Today I had to reload like 20 times in order to get a single page saved. Any idea what might be the cause of this?

It just happened to me again, but with a different error message. I went to an article and attempted to put it on my watchlist. I got the following error.

Screen Shot 2017-09-19 at 8.17.45 AM.png (628×1 px, 145 KB)

I tried Watchlisting subsequent articles, and got the same results.

It just happened to me again, but with a different error message. I went to an article and attempted to put it on my watchlist. I got the following error.

You were probably considered logged out for the attempt to put it on your watchlist too. The error that occurred was probably "Please log in to view or edit items on your watchlist."

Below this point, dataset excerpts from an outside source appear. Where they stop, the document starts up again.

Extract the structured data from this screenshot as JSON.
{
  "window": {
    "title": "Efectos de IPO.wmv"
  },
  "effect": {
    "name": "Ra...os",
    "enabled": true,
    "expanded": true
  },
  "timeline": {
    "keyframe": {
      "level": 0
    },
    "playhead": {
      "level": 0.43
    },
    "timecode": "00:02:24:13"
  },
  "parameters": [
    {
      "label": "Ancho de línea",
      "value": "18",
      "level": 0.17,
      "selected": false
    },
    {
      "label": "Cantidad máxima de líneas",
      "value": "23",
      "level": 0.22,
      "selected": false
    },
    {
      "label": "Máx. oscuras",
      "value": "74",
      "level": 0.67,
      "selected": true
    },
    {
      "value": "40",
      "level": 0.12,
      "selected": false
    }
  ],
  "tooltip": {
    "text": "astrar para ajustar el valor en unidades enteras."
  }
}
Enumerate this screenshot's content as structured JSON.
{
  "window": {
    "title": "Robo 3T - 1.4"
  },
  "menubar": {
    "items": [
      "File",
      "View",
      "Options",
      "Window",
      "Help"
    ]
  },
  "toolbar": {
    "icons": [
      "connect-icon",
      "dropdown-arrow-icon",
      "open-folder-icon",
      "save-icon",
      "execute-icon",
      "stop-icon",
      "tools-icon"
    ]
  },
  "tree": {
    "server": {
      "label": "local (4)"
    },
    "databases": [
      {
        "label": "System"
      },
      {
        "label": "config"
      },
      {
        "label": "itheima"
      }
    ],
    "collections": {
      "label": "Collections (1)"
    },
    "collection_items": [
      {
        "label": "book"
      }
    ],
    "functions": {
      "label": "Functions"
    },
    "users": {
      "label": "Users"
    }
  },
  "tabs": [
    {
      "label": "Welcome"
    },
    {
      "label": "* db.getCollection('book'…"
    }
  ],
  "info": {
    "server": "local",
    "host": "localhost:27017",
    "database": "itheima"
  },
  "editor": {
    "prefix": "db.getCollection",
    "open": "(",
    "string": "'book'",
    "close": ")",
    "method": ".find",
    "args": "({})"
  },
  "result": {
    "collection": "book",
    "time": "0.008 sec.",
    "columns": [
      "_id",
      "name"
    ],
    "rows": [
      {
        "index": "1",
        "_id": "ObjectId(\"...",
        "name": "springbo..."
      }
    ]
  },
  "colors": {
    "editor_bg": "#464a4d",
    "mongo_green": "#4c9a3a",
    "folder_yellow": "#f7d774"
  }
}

@Anomie In my case, there was first a "lost of session data", then I was logged out, then logged-in again; and cycle restarts (loss data, logged out, etc.).

This issue is really inconvenient for me to do any testing on Beta cluster since it happens every time I try to save something from VE. I do not have any extension installed on my browser, And I can consistently reproduce this for both Chrome and Firefox, but not on Safari.

@Anomie You weren't able to reproduce this? I get it sporadically with edit saves or looking at notifications.

A simple example I just did was:

  • started out not logged in
  • logged in
  • random article
  • edit
  • save -> warned me session data was lost and my IP will be recorded.
  • am now logged out
  • click login and it just logs me in (no password prompt)

I can't get it to happen every time/edit, though.

Same as @greg above, but sadly more frequently.

I get the issue far more often in Chrome than in Firefox-esr, for the record.

Yep, me too. I'm using Chrome (gave up with Firefox some time ago).

If you can reproduce it, please capture the relevant HTTP requests as mentioned at https://www.mediawiki.org/wiki/Manual:How_to_debug/Login_problems.

If you can reproduce it, please capture the relevant HTTP requests as mentioned at https://www.mediawiki.org/wiki/Manual:How_to_debug/Login_problems.

P6346 (private to only Brad and I).

Steps taken (in Chrome):

  • login
  • random article
  • edit (with VE)
  • save -> got the "lost session data" warning
  • (edit saved)
  • random article (UI shows logged out, got notification that I was centrally logged in)
  • clicked login, auto logged in (per above)

All I'm seeing in P6346 is the "clicked login, auto logged in" step. But, in the middle of that step, it looks like you might have hit the bug again. I don't see anything wrong with the cookies your browser is sending there. Unfortunately there's not too much logging (e.g. the session channel seems to be completely missing), but what I do see is consistent with redis being screwy as shown in T173646.

Unfortunately there's not too much logging (e.g. the session channel seems to be completely missing), but what I do see is consistent with redis being screwy as shown in T173646.

How can we move this forward?

One thing to try would be to restart redis and nutcracker on the relevant Beta Cluster hosts and see if the problem goes away. I don't know if there's a less manual way to do it than sshing everywhere.

The test cases in T173646#3546939 would be a good quick test to see if that may have actually worked.

It was happening in the morning (PDT) on Aug 21 again - but got self-fixed in two hours.